Official Photograph, 28th Inter-Sessional Meeting of Heads of Government of the Caribbean Community (CARICOM), 16-17 February, Marriott Hotel, Georgetown, Guyana. Front row (l-r): Prime Minister of St. Vincent and the Grenadines, Dr. Hon. Ralph Gonsalves; President of Haiti H.E. Jovenel Moise; Prime Minister of Dominica, Hon. Roosevelt Skerrit; President of Guyana, H.E. David Granger; Prime Minister of Grenada, Dr. Hon. Keith Mitchell; Prime Minister of Barbados, Hon. Freundel Stuart; Secretary-General of the Caribbean Community (CARICOM) Ambassador Irwin LaRocque Back row (l-r): Hon. Sean Astwood, representing the Premier of the Turks and Caicos Islands; Hon. Sarah Flood-Beaubrun, representing the Prime Minister of St. Lucia; Hon. Wilfred Elrington, representing the Prime Minister of Belize; Prime Minister of Antigua and Barbuda, Hon. Gaston Browne; Prime Minister of Trinidad and Tobago, Dr. Hon. Keith Rowley; Hon. Fred Mitchell, representing the Prime Minister of The Bahamas; Hon. Karmina Johnson Smith, representing the Prime Minister of Jamaica; Hon. Yldiz Pollack-Beighle, representing the President of Suriname; Hon. Carl Greenidge, Foreign Minister, Guyana.

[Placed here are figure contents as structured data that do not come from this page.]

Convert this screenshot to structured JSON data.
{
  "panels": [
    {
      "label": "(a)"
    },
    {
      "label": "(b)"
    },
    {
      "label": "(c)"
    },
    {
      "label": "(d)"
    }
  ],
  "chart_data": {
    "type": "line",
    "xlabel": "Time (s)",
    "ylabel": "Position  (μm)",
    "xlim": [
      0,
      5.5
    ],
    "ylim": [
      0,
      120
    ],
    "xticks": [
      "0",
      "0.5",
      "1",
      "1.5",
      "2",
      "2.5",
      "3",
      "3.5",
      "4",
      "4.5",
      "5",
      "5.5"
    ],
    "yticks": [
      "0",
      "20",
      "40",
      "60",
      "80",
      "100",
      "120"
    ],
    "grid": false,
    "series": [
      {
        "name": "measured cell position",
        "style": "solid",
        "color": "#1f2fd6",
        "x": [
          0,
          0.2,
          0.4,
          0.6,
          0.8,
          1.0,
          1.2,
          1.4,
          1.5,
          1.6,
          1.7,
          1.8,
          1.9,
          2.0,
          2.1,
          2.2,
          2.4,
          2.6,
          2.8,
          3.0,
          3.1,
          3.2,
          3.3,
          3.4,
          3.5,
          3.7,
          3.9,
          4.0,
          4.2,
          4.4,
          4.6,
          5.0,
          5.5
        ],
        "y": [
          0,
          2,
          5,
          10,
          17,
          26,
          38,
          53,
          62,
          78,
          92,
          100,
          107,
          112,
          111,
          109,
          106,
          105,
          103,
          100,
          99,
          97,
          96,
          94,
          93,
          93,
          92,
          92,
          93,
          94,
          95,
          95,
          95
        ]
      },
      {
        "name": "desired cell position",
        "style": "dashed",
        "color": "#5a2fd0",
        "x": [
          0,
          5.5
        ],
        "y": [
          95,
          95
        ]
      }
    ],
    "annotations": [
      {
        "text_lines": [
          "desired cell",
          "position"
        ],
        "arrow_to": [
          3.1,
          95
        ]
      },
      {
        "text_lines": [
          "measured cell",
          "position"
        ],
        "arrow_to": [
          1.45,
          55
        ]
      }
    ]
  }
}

Spirit of Chaguaramas Inspires Us to Intensify Regional Integration – President Granger

Chairman of the Conference of Heads of Government of the Caribbean Community (CARICOM) His Excellency David Granger, President of Guyana, said on Thursday that the spirit of Chaguaramas was not “the ghost or ‘jumbie’ of a dead project”.

Rather, it was the “vital breath of life that inspires us to intensify regional integration”, he said in reference to the Community’s founding Treaty of Chaguaramas.

The President was at the time addressing the opening ceremony of the two-day Twenty-Eighth Intersessional Meeting of the CARICOM Heads of Government at the Marriott Hotel in Georgetown, Guyana.

“The Treaty of Chaguaramas was a response to the challenges of the post-colonial era. The Revised Treaty of Chaguaramas was the response to the post-Cold War era, a time of increasing trade liberalisation and the growth of regional organisations,” the President said.

He pointed to the Community’s Founding Fathers’ quest to protect the emergent new states from the “perils of economic marginalisation at a time when regional integration communities such as the European Economic Community (EEC), the Latin American Free Trade Association (LAFTA), the Central American Common Market and the emerging East-African Economic Community, had taken root.

caricomflags“The four founding fathers – Barbados’s Errol Barrow, Guyana’s Forbes Burnham, Jamaica’s Michael Manley and Trinidad and Tobago’s Eric Williams – who brought forth the Caribbean Community forty-four years ago, were men of discernment and determination. They were the courageous pioneers of the future. They were not craven prisoners of the past,” the President said.

“The world-wide trends were clear – integrate or disintegrate; combine or collapse; merge or be submerged in a sea of strife.

The Founding Fathers, President Granger said, recognised that, given the deformed character of colonial economies and the small size of regional markets, integration would allow for a larger and safer market and for a louder, stronger voice in negotiating with other countries and regions.

“The ‘Founding Fathers’ had the inspiration to see the need for integration and the motivation to establish this great movement. They have entrusted the happiness of our citizens and the prosperity of our Community to our hands.

“We are, today, the trustees of this legacy. We must bequeath to our progeny a more prosperous region than we inherited from our progenitors,” he said.

The Community’ pillars are economic integration, foreign policy coordination, human and social development and security collaboration. The Intersessional Meeting will place special emphasis on the CARICOM Single Market and Economy (CSME) under the broader heading of economic development, regional security and international relations. Correspondent banking, movement towards the Single Information and Communication Technology (ICT) Space, and tourism are among the other matters the Heads of Government will discuss.